『北方領土はロシア領』と公言してきた人が次期大使?

韓国政府および国民を代表し、まもなく日本に赴任すると報じられる姜昌一(カンチャンイル)次期韓国大使予定者は、戦後最悪と言われる日韓関係の立て直しに、果たして貢献できうる人なのでしょうか?
私が調べただけでも、わんさと出てくる彼の反日的言動の数々。反日活動家の記録かと思いきや、何と昨年4月まで韓国国会議員を4期務めたベテランで、次期駐日大使となる人物の経歴だと聞いて、驚きを禁じ得ません。
彼は、ロシア当局のビザ(入国査証)を取得して、韓国国会議員として歴史上初めて北方領土に上陸し、「北方領土はロシア領」と累次発言したことが、日韓両国で報道されています。
北方領土は、日本固有の領土であり、百歩譲って、北方領土の返還交渉は、日ロ二国間の外交問題です。そこに当事者でない第三国である韓国の国会議員が首を突っ込み、(ロシアの主権、統治権を認めることになる)ロシア政府発行の特別なビザを使って上陸、「ロシアの実効支配を確認した」などと公言してきた人を、駐日大使として、わだかまりなく歓迎できるものでしょうか?
「北方領土はロシア領」と繰り返してきた姜氏の発言は、当然ながら日本政府および、自民党から共産党まで我が国における全ての主要政党の見解と相容れません。北方四島の島で生まれ、敗戦後、武装したソ連兵によって不法に故郷を追われ、領土返還運動に生涯をささげてきた旧島民の方々、北海道、国民感情を逆撫でする行為です。しかも彼がロシアと結託し、韓国国会議員として歴史上はじめて国後島に上陸したのは平成23(2011)年5月、東日本大震災発災直後のことです。

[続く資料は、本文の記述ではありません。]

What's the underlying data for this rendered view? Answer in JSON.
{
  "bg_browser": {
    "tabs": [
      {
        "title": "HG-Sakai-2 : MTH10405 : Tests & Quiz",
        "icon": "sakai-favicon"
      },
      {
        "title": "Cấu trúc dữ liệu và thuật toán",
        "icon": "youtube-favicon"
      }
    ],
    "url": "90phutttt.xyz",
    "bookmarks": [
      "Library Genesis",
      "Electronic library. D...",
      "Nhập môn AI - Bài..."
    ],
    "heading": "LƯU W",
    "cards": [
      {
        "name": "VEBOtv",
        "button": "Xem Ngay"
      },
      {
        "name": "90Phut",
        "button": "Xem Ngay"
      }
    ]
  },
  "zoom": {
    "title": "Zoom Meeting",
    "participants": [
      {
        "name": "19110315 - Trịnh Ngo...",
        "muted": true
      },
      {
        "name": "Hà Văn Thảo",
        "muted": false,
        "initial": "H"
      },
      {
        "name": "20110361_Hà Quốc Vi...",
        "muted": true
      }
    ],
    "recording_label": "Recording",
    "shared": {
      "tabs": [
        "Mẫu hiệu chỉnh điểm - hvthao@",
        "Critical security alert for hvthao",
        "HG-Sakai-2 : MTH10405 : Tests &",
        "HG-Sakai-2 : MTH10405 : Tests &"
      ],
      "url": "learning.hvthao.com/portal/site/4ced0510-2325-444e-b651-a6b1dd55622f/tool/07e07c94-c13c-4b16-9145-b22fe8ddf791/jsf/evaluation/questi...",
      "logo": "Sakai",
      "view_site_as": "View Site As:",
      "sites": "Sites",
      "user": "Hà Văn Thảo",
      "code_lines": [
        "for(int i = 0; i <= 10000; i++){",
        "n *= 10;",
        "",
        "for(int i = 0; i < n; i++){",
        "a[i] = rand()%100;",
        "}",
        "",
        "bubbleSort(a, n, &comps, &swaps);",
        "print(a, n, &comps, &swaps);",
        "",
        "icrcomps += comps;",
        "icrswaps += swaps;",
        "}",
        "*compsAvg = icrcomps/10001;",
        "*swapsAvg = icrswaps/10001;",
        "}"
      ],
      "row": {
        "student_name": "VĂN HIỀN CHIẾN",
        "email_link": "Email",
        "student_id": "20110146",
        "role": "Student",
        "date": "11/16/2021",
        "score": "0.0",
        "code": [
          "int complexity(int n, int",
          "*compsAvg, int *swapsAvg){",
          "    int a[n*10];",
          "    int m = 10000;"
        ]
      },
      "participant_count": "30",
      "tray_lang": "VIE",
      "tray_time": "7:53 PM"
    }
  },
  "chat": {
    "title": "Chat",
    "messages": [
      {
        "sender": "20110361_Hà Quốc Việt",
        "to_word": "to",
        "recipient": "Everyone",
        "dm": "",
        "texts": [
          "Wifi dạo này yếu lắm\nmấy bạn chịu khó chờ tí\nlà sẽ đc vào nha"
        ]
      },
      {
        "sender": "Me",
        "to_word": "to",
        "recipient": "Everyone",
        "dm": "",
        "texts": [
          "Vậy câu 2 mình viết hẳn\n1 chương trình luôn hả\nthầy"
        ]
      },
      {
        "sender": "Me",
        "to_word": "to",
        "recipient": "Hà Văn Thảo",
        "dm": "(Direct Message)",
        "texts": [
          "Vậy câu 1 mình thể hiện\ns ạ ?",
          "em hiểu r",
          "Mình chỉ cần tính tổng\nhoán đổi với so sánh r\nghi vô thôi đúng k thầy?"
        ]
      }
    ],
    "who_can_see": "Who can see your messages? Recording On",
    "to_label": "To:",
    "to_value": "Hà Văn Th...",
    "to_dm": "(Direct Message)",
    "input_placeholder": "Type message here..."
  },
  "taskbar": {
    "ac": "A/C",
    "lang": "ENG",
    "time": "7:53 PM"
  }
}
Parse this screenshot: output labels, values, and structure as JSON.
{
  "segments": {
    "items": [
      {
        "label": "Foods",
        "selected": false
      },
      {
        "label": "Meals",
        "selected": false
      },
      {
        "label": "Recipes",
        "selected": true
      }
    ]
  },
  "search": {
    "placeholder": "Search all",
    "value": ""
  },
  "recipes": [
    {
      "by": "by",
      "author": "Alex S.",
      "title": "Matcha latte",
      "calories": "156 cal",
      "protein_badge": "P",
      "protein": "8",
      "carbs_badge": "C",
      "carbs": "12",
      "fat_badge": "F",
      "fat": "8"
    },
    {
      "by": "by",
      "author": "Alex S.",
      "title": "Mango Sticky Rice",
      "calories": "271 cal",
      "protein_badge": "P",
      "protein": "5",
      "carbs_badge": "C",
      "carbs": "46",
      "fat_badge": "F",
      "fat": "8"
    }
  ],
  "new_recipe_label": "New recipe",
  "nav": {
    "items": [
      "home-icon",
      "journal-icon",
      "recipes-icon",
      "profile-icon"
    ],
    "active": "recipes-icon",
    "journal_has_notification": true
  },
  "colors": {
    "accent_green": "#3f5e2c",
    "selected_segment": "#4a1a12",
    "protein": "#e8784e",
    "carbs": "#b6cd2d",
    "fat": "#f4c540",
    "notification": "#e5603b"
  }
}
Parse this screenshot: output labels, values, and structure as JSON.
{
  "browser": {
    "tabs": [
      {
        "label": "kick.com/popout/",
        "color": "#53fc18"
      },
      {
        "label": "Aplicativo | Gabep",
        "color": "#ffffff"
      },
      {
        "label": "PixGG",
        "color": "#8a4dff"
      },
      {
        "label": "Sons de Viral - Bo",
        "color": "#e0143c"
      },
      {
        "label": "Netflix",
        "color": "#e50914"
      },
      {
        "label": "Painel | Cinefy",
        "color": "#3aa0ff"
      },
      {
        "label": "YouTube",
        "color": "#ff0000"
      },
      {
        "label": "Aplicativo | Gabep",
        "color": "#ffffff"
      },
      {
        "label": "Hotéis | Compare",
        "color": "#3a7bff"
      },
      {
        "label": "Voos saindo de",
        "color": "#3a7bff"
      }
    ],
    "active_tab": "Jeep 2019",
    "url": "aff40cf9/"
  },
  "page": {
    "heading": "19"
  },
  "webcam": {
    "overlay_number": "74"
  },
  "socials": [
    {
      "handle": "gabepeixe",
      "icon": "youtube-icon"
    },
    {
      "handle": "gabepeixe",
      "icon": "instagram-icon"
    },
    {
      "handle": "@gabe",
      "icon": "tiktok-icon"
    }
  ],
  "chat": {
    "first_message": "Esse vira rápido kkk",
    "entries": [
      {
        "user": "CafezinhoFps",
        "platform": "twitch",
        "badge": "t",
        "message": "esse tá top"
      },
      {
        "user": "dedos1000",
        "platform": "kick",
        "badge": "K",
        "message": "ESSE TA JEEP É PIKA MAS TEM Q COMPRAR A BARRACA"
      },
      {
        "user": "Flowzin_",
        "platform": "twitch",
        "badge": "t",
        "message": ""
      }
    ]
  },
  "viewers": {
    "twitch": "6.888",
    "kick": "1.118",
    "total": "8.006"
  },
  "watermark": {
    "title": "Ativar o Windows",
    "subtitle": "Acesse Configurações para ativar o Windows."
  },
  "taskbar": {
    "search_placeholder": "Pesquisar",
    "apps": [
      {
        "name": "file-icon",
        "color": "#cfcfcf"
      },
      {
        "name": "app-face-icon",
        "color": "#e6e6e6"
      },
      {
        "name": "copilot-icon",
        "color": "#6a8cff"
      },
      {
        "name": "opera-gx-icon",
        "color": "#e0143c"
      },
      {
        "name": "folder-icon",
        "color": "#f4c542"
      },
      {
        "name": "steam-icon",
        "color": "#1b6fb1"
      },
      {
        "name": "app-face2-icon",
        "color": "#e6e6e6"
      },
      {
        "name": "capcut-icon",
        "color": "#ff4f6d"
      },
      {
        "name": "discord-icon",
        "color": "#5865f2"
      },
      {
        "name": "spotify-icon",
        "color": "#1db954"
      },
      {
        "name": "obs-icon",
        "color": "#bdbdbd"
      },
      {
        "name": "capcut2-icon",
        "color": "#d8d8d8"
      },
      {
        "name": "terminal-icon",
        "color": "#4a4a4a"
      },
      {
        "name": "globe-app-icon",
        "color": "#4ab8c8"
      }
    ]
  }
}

民主党 菅内閣のもと、日本は観測史上最大規模(マグニチュード9)の地震と津波、原子力災害という複合災害に見合われました。当時は、余震に怯えながら、まだ津波で流された行方不明者の捜査、仮設住宅の整備もままならない時期です。日本国中の国民が「がんばろう日本」を合言葉に助け合い励まし合い、同盟国であるアメリカがトモダチ作戦を展開し、台湾の小学生までもが日本復興のために莫大な民間義援金を募ってくれていた時期に、隣国(友好国)であるはずの韓国の国会議員が、「国難で手一杯の日本、今が攻め時」と言わんばかりに、北方領土への上陸を強行し、領土問題でロシアを利する言動を国際社会にアピールしました。
万が一隣国である韓国が、未曽有の災害や深刻な南北対立事案に見舞われ、その厳しさに国挙げて悲しみ苦慮している時、私達日本人は、「今がチャンス」と言わんがばかりに韓国の国民感情を逆なでするような島の上陸を、第三国と結託して強行するでしょうか?上陸地について韓国とは相容れない主張を日本の国会議員が喧伝した場合、韓国国民は、その暴挙先導者を「日本を代表する大使として歓迎」してくれるほど寛容、「お人好し」でいられるものしょうか?
危機の時にこそ、誰が真の友であるかが分かると言います。危機の時にこそ、その人の本性が現れると言います。世界中が固唾をのんで経過を見守り、祈り、支援の手を差し伸べてくれた日本最大の危機に際し、日本をあざけわらうがごとくの反日行動を、第三国を巻き込んでやってのけた主導者が、果たして日本国民との信頼を築けるのでしょうか。
懸念は別の側面にも及びます。「北方領土はロシア領」との姜氏の発言が不問のまま、韓国を代表する特命全権大使として日本に赴任した、という人事案件がロシアで報道されたならば、彼の許されざる主張を日本が是認したかのようにロシアに映るのではないでしょうか?ロシアの思うつぼであり、北方領土を堅持する日本の国益を減じます。
「政治は人事。人事は政治そのもの」です。ましてや国家と国民を代表し、国益を背負って国際交渉を進める特命全権大使の重責であればこそ、両国の信頼醸成に足る人選を両国が慎重に進めなければなりません。戦後最悪と言われる日韓関係の立て直しを図るための、「韓国側のエース」だと標榜されるのであれば、当然、過去自らが主導した看過せざる反日言動についての、日本国民に対する説明責任は、問われて然るべきです。